Unió sus fuerzas con la de los antiguos partidarios de Julio César, para conformar lo que se conoció como el Segundo Triunvirato, en el que participaron Marco Antonio y Lépido. Conservaban una fachada de república, aunque el poder se concentró en manos de los triunviros. Después de que Antonio se suicidó y Lépido se fue al exilio, comenzó una nueva era conocida como “principado”.

En ese momento, el Senado romano le concedió poderes perpetuos con los que logró mantenerse de facto a la cabeza de casi todas las instituciones nacionales. 

Expandió el Imperio y también introdujo diversas reformas sociales y financieras, lo que acrecentó tanto su poder político como económico. Eso le permitió ser el responsable de muchas mejoras en la infraestructura del Imperio romano.

Aunque deseaba pasar el poder a uno de sus descendientes, no fue posible porque no tuvo hijos varones, y los otros hombres de su linaje fallecieron antes que él. Finalmente, tuvo que delegar el control a su hijastro Tiberio.

Biografía de Augusto

Primeros años

Cayo Octavio nació en Roma, dentro de la propia ciudad, el 23 de septiembre del 63 a.C. Fue hijo del también llamado Cayo Octavio, un destacado militar y pretor que fue gobernador de Macedonia. Su madre, Acia, era una de las hijas de Julia la Menor, hermana de Julio César. 

Por su rama paterna los familiares de Octavio eran personas adineradas. Provenían de Velletri, y muchos de ellos eran miembros de la Orden Ecuestre.

El padre de Octavio murió cuando él tenía cuatro años. Su madre contrajo nupcias nuevamente con Lucio Marcio Filipo, cónsul y antiguo gobernador de Siria. Tras la nueva unión de Acia, el pequeño Octavio quedó al cuidado de su abuela, Julia la Menor.

Su abuela falleció en el 51 a.C., cuando Octavio tenía cerca de 12 años, y desde allí pasó a vivir de nuevo con su madre. Aproximadamente tres años más tarde le fue concedida la toga viril, lo que marcaba el inicio de su adultez.

Juventud

En el 47 a.C. ingresó al Colegio de Pontífices, la institución religiosa más relevante de Roma. También se le dio la responsabilidad de organizar los juegos griegos,  celebrados en el Templo de Venus Generatrix.

Se presume que Octavio tenía gran madurez y sentido de la responsabilidad para su edad.
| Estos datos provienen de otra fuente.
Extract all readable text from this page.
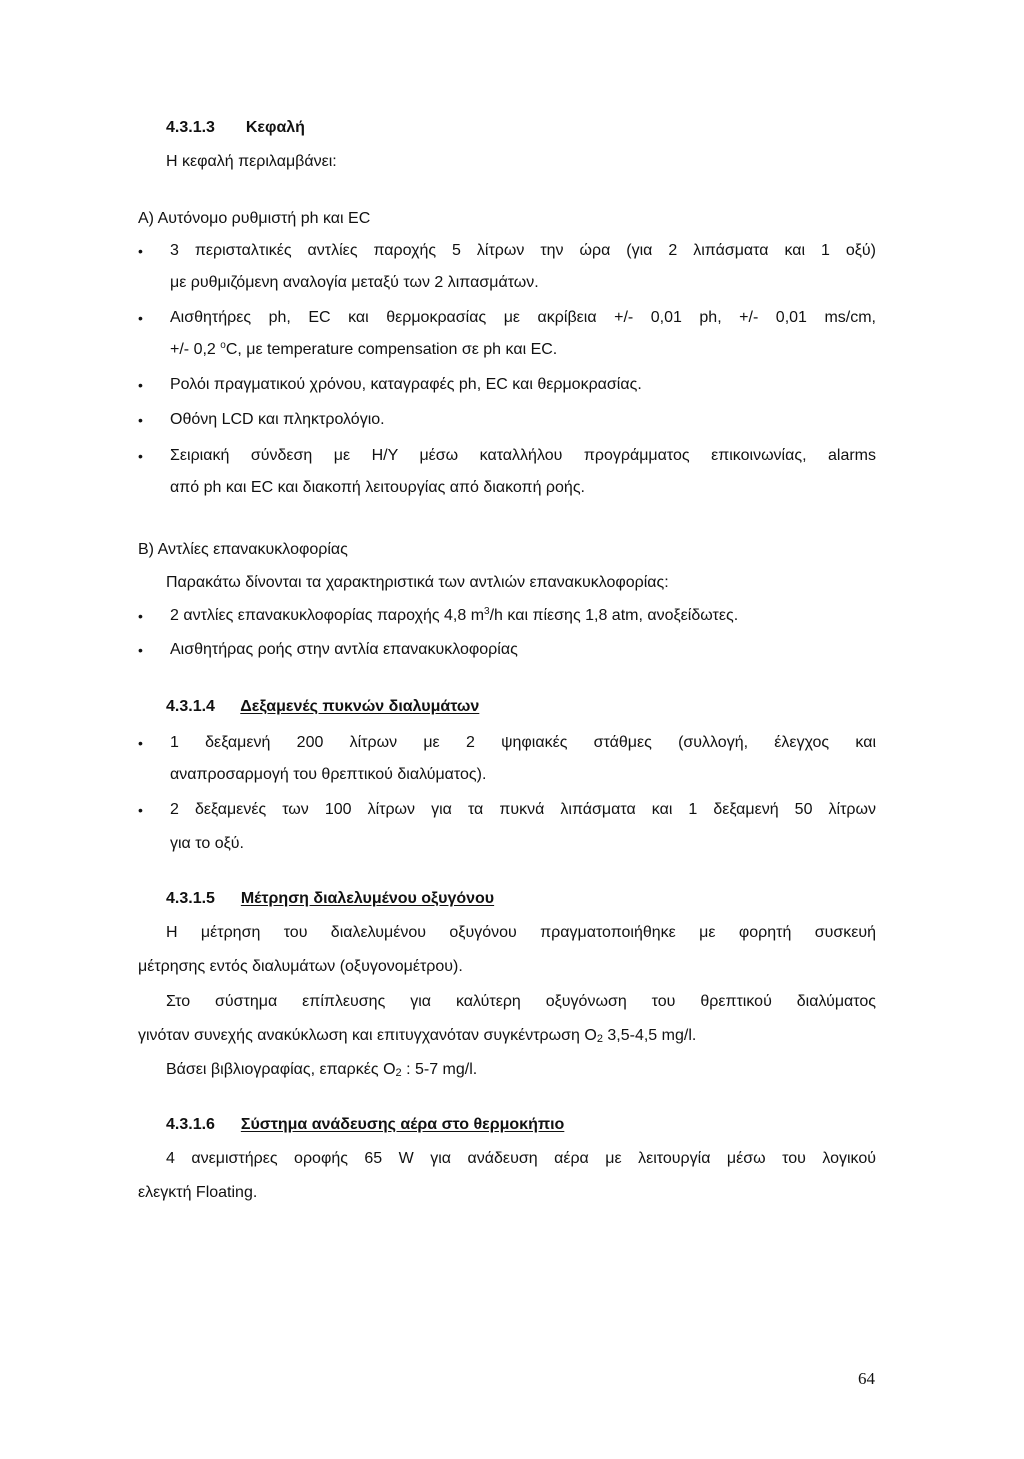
4.3.1.3 Κεφαλή
Η κεφαλή περιλαμβάνει:
Α) Αυτόνομο ρυθμιστή ph και EC
• 3 περισταλτικές αντλίες παροχής 5 λίτρων την ώρα (για 2 λιπάσματα και 1 οξύ)
με ρυθμιζόμενη αναλογία μεταξύ των 2 λιπασμάτων.
• Αισθητήρες ph, EC και θερμοκρασίας με ακρίβεια +/- 0,01 ph, +/- 0,01 ms/cm,
+/- 0,2 $^o$C, με temperature compensation σε ph και EC.
• Ρολόι πραγματικού χρόνου, καταγραφές ph, EC και θερμοκρασίας.
• Οθόνη LCD και πληκτρολόγιο.
• Σειριακή σύνδεση με Η/Υ μέσω καταλλήλου προγράμματος επικοινωνίας, alarms
από ph και EC και διακοπή λειτουργίας από διακοπή ροής.
Β) Αντλίες επανακυκλοφορίας
Παρακάτω δίνονται τα χαρακτηριστικά των αντλιών επανακυκλοφορίας:
• 2 αντλίες επανακυκλοφορίας παροχής 4,8 $m^3/h$ και πίεσης 1,8 atm, ανοξείδωτες.
• Αισθητήρας ροής στην αντλία επανακυκλοφορίας
4.3.1.4 Δεξαμενές πυκνών διαλυμάτων
• 1 δεξαμενή 200 λίτρων με 2 ψηφιακές στάθμες (συλλογή, έλεγχος και
αναπροσαρμογή του θρεπτικού διαλύματος).
• 2 δεξαμενές των 100 λίτρων για τα πυκνά λιπάσματα και 1 δεξαμενή 50 λίτρων
για το οξύ.
4.3.1.5 Μέτρηση διαλελυμένου οξυγόνου
Η μέτρηση του διαλελυμένου οξυγόνου πραγματοποιήθηκε με φορητή συσκευή
μέτρησης εντός διαλυμάτων (οξυγονομέτρου).
Στο σύστημα επίπλευσης για καλύτερη οξυγόνωση του θρεπτικού διαλύματος
γινόταν συνεχής ανακύκλωση και επιτυγχανόταν συγκέντρωση $O_2$ 3,5-4,5 mg/l.
Βάσει βιβλιογραφίας, επαρκές $O_2$ : 5-7 mg/l.
4.3.1.6 Σύστημα ανάδευσης αέρα στο θερμοκήπιο
4 ανεμιστήρες οροφής 65 W για ανάδευση αέρα με λειτουργία μέσω του λογικού
ελεγκτή Floating.
64
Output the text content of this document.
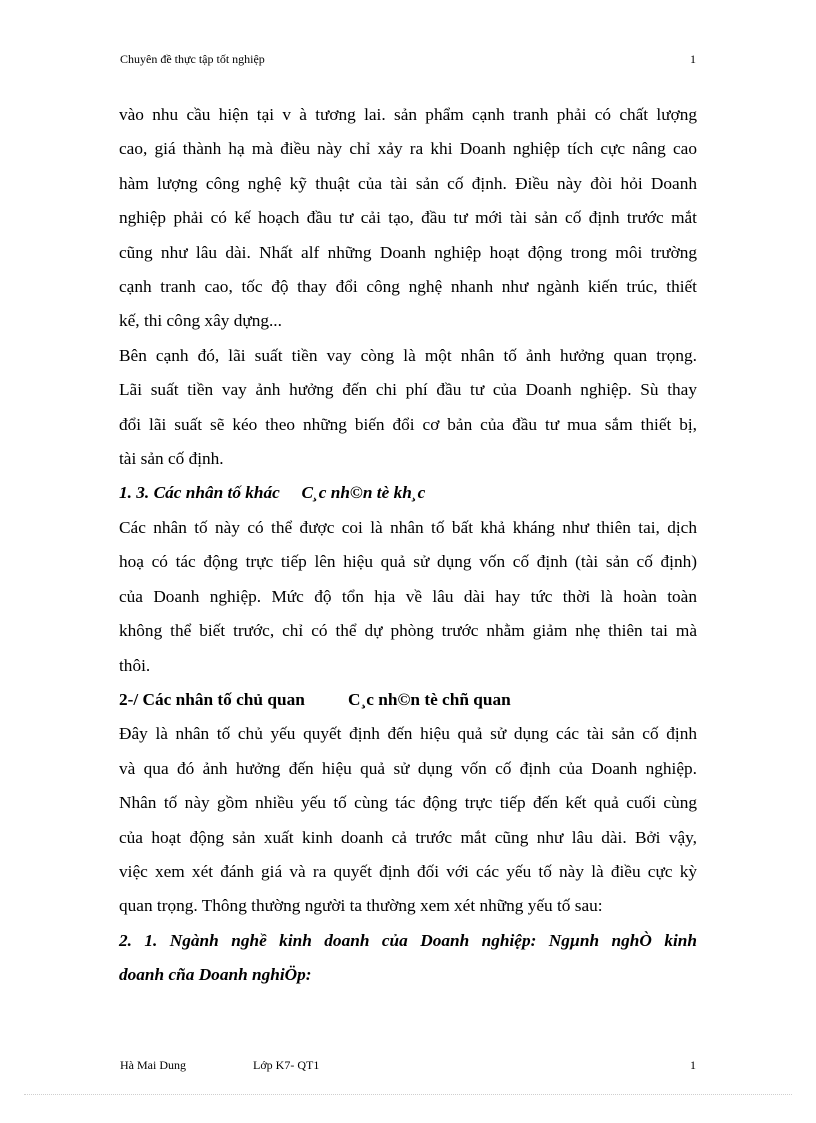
Chuyên đề thực tập tốt nghiệp	1
vào nhu cầu hiện tại v à tương lai. sản phẩm cạnh tranh phải có chất lượng
cao, giá thành hạ mà điều này chỉ xảy ra khi Doanh nghiệp tích cực nâng cao
hàm lượng công nghệ kỹ thuật của tài sản cố định. Điều này đòi hỏi Doanh
nghiệp phải có kế hoạch đầu tư cải tạo, đầu tư mới tài sản cố định trước mắt
cũng như lâu dài. Nhất alf những Doanh nghiệp hoạt động trong môi trường
cạnh tranh cao, tốc độ thay đổi công nghệ nhanh như ngành kiến trúc, thiết
kế, thi công xây dựng...
Bên cạnh đó, lãi suất tiền vay còng là một nhân tố ảnh hưởng quan trọng.
Lãi suất tiền vay ảnh hưởng đến chi phí đầu tư của Doanh nghiệp. Sù thay
đổi lãi suất sẽ kéo theo những biến đổi cơ bản của đầu tư mua sắm thiết bị,
tài sản cố định.
1. 3. Các nhân tố khác     C¸c nh©n tè kh¸c
Các nhân tố này có thể được coi là nhân tố bất khả kháng như thiên tai, dịch
hoạ có tác động trực tiếp lên hiệu quả sử dụng vốn cố định (tài sản cố định)
của Doanh nghiệp. Mức độ tổn hịa về lâu dài hay tức thời là hoàn toàn
không thể biết trước, chỉ có thể dự phòng trước nhằm giảm nhẹ thiên tai mà
thôi.
2-/ Các nhân tố chủ quan          C¸c nh©n tè chñ quan
Đây là nhân tố chủ yếu quyết định đến hiệu quả sử dụng các tài sản cố định
và qua đó ảnh hưởng đến hiệu quả sử dụng vốn cố định của Doanh nghiệp.
Nhân tố này gồm nhiều yếu tố cùng tác động trực tiếp đến kết quả cuối cùng
của hoạt động sản xuất kinh doanh cả trước mắt cũng như lâu dài. Bởi vậy,
việc xem xét đánh giá và ra quyết định đối với các yếu tố này là điều cực kỳ
quan trọng. Thông thường người ta thường xem xét những yếu tố sau:
2. 1. Ngành nghề kinh doanh của Doanh nghiệp: Ngµnh nghÒ kinh
doanh cña Doanh nghiÖp:
Hà Mai Dung	Lớp K7- QT1	1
A pesar de eso, su madre se negó a que acompañara a Julio César en la campaña africana, como Octavio había solicitado.

Un año más tarde, Acia cambió de opinión y dio el visto bueno para que el joven acompañara a César en la campaña en Hispania. La suerte parecía estar en contra: Octavio cayó enfermo justo antes de partir, pero al recuperarse salió al encuentro de su tío abuelo.

El barco en el que se trasladaba naufragó y eso lo obligó a atravesar territorio enemigo. Cuando finalmente arribó al campamento de Julio César, este quedó gratamente impresionado por las capacidades de su sobrino.

La admiración que despertó en César hizo que este le permitiera subir en su carruaje en el camino de regreso a Roma. Al llegar a la ciudad, el gobernante romano cambió su testamento y designó a Octavio como su heredero.

Asesinato de Julio César

Octavio se había residenciado en Apolonia, territorio que se corresponde con la actual Albania. Allí se preparaba tanto en el ámbito académico como en el militar.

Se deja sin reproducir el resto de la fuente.